GVC in RCEP is centred on large and established hubs such as China, Japan, and South Korea, giving room for trade and investment opportunities for peripheral countries such as Vietnam and Myanmar, Mr Suan said.

He noted that GVC patterns are closely connected to FDI patterns, with the top five GVC industries in RCEP absorbing more than half the value of greenfield investment project announcements.

"With RCEP the leading destination for global FDI inflows in recent years, this position is likely to be entrenched further once the FTA goes into force," Mr Suan said.

"In addition, the region's deep-rooted GVC participation, China's dual-circulation strategy and Asean's rising population and income will also be the main drivers for further investments into the region and Asean."

This comes even though performance in the past year was uneven within the region. The Philippines, Vietnam and Indonesia performed relatively better, while Malaysia and Thailand suffered sharper declines in FDI inflows, he noted.

The Philippines was the lone exception in the region, with a 29 per cent growth in FDI inflows in 2020 despite the pandemic, and even as the country reported its worst recession on record, he said.

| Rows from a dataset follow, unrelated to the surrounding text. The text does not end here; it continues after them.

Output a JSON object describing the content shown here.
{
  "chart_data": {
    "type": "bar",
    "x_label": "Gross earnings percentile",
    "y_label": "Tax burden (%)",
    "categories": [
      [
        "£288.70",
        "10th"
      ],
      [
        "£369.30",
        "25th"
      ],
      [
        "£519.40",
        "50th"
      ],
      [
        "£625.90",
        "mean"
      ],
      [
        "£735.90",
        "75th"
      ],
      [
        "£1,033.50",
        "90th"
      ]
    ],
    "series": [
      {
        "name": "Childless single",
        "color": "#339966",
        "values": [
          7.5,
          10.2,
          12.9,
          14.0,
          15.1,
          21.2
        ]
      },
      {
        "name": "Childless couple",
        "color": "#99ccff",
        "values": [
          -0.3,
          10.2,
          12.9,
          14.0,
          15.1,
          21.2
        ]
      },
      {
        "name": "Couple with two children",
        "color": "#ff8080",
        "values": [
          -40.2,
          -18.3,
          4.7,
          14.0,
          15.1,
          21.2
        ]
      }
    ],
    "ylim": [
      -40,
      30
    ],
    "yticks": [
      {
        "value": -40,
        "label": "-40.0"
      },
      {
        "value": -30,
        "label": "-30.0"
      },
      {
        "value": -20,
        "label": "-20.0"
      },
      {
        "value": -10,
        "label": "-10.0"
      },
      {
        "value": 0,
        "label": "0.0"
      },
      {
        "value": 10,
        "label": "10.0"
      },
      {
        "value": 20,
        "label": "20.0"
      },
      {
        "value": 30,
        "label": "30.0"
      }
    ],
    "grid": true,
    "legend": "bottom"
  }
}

FDI inflows to Vietnam fell more moderately, as the country was able to control the pandemic for the most part, he said. The relocation of supply chains and infrastructure investments also helped to sustain inflows.

Inflows into Indonesia fell by a "relatively mild 24 per cent" to US$18 billion. Mr Suan said the outlook for FDI inflows is promising since the country managed to achieve its overall investment targets in 2020.

Malaysia and Thailand logged the worst decline in FDI inflows in Asean.

In Malaysia's case, it was partly due to political uncertainty and movement restrictions due to the pandemic.

"However, with investment approvals in the first nine months of 2020 exceeding RM100 billion (S$33.1 billion), particularly with strong gains in investment approvals in the manufacturing sector, the actualisation of these approvals should pave the way for further inflows in 2021 and beyond," Mr Suan said.

Thailand's performance was attributed to a divestment of a foreign-owned supermarket chain to a Thai investor group during the year, UNCTAD reported.

Mr Suan said he was less bullish about Thailand, given that its FDI performance has historically lagged its peers by "a wide margin".

The "outlook for Thailand could be challenging as competition for investment is likely to remain fierce in the years ahead", he said.

Singapore's FDI inflows contracted by 37 per cent to US$58 billion, worse than the overall rate for Asean, as a result of the pandemic and a slump in business activities globally. This was largely due to an 86 per cent plunge in cross-border mergers and acquisitions, as foreign acquisitions slowed in the region, said UNCTAD.

"Nevertheless, the outlook for Singapore's FDI inflows remains positive, as regional economies are expected to see a growth rebound in 2021, which would be favourable to Singapore's role as an investment funnel to the region," Mr Suan said.

He noted that Singapore managed to attract US$12.7 billion in fixed-asset investments in 2020, the largest amount since 2008, despite its worst recession since independence.

In addition, the city-state is planning to grow its manufacturing by 50 per cent over the next target so that the sector continues to contribute about 20 per cent to economic output over the medium term.

"The signing of RCEP will be another catalyst just as companies relocate and reconfigure supply chains in a post-pandemic world," Mr Suan said.